One great example of a female-led war film is Their Finest, released in the UK in 2017. Directed by Lone Scherfig, the movie acts as a twofold statement for female empowerment, tackling both the lack of female presence in the film industry and war films focusing on women. Following screenwriters Catrin Cole (Gemma Arterton) and Tom Buckley (Sam Claflin), Their Finest depicts the work within the British Ministry of Information during WWII. Catrin and Tom create scripts for propaganda films to boost morale in the UK during the Blitz. Though treated as the unimportant ‘spare hand’ initially, writing only the uninteresting female “chitter”, Catrin eventually gains extra duties in investigation and scriptwriting. Sharing the story of two young women who claim to have piloted a boat during the evacuation at Dunkirk, Catrin faces workplace sexism as bombs fall on the streets of London.

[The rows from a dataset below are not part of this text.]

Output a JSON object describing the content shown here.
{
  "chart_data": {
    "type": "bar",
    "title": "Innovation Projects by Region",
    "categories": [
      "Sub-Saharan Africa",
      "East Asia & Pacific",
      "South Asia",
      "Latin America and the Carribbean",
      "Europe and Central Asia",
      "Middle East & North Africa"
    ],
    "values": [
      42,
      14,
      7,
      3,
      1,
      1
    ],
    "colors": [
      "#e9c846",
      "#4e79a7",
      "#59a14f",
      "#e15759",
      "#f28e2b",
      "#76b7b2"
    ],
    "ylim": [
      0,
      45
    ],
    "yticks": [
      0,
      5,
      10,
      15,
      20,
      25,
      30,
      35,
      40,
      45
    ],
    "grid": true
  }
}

Their Finest is a wonderful instance of how film can aid the portrayal of women and their role in war. Not only does it accurately represent the history of gender and WWII, it also shows something a bit different. Why not educate yourself on the efforts of women during war? Alternatively, notable European examples of historical war films with women in prominent roles include Rome, Open City and The Battle of Algiers. These realist films are far more brutal, violent and authentic in their telling of the realities of war, as opposed to traditional Hollywood narratives.